Meg tapped on the study door, then let herself in. Her stomach was fluttering with nerves, but she knew what she was going to do. She would sit down and tell Ross the story of how she had come to fall into what she had believed was love with James, the long, silent months when he was in London, the delight of finding he still cared for her, her misery at home, the elopement—everything. Then he would understand.
Her courage failed a little as Ross turned from the window to face her. His face was stony, but his eyes burned dark. Meg opened her mouth, but no words came out.

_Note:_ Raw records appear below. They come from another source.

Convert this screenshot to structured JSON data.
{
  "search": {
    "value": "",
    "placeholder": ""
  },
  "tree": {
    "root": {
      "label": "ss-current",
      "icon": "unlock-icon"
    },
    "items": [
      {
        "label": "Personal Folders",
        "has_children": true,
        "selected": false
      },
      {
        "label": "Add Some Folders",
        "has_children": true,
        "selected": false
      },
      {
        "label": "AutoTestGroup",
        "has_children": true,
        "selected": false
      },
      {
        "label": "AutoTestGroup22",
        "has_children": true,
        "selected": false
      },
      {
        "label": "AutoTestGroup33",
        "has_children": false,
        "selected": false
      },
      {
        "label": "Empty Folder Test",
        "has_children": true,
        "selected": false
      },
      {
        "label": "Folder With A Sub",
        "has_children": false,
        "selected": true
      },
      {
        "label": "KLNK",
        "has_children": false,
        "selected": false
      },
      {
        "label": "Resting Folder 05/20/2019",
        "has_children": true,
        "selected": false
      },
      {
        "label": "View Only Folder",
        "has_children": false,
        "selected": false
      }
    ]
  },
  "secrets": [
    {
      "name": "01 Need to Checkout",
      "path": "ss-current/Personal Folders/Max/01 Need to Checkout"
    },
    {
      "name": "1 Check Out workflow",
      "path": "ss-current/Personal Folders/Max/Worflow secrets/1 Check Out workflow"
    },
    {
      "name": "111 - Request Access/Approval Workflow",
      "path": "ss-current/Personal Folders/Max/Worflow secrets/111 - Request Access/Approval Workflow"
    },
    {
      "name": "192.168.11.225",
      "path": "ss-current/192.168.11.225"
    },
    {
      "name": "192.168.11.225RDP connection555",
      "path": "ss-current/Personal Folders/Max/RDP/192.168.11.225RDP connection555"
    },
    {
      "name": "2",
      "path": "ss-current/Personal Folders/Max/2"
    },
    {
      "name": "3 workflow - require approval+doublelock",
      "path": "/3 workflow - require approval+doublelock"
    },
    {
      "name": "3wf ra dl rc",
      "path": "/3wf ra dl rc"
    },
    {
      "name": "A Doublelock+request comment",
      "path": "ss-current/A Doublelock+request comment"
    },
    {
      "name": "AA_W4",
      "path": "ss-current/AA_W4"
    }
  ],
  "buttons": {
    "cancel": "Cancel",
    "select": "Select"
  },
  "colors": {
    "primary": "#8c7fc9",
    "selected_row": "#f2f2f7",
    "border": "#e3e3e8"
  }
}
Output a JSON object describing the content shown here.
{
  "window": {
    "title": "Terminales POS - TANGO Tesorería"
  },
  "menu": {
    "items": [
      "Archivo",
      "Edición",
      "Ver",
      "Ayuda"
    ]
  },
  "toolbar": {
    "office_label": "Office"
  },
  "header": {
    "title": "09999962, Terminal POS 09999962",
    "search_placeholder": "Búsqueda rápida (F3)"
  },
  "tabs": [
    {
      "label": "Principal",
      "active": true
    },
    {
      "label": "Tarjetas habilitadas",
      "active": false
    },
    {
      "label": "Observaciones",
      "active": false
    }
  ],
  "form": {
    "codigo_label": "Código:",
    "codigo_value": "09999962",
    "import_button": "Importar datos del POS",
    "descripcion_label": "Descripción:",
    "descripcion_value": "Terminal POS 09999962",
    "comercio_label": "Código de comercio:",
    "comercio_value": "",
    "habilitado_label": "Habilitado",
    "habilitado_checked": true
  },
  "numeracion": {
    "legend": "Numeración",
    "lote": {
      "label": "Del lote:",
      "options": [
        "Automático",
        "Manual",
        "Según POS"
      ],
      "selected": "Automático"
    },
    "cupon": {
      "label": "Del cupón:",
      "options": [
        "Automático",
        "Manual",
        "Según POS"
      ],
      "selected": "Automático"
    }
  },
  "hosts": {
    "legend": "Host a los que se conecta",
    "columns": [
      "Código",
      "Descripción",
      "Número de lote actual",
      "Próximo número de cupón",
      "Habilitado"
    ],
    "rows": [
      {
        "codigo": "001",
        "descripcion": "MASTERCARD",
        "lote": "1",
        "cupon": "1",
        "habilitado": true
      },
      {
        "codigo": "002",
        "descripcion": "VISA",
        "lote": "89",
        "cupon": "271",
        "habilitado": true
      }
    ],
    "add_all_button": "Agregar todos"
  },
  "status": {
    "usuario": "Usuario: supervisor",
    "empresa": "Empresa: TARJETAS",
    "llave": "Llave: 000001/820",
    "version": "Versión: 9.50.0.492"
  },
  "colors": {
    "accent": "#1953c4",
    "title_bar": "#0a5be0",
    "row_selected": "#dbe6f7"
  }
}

‘I have just had the dubious pleasure of entertaining Mrs Halgate,’ he remarked.
The tone was so at odds with the words that she blinked at him, failing to understand. ‘Mrs…James’s wife? She is alive?’
‘I understand that both his wife and child are dead.’
Child? Meg’s knees gave way and she sat down with a thump. ‘Then who…?’
‘The late Lieutenant Halgate’s parents. The people who, hardly surprisingly, failed to acknowledge you when Halgate was killed.’ Ross hitched his hip on one corner of the desk and studied her face. ‘They felt I should throw you out.’
‘I was going to tell you. To explain.’
‘Yes? Meg—I wish you had told me sooner. It appears to me that you were intent on deception when you boarded that ship and you have kept it up ever since. Why call yourself by a married name you had no right to?’
‘Because it was my identity for five and a half years! I was James’s wife for five and a half years and I—’
All the blood in her head seemed to have ebbed away. The room spun, the only fixed thing in it was Ross’s hard, implacable face, the only reality the pain and suspicion in his voice. ‘I did not know when I married him and I was going to tell you this afternoon.’
‘You did not tell me on the ship, or when I offered you employment. You did not tell me when I asked you to be my mistress.’ He paused and for a moment Meg thought he needed to control his breathing, but his voice as he went on was steady. ‘You did not tell me when I asked you to be my wife.’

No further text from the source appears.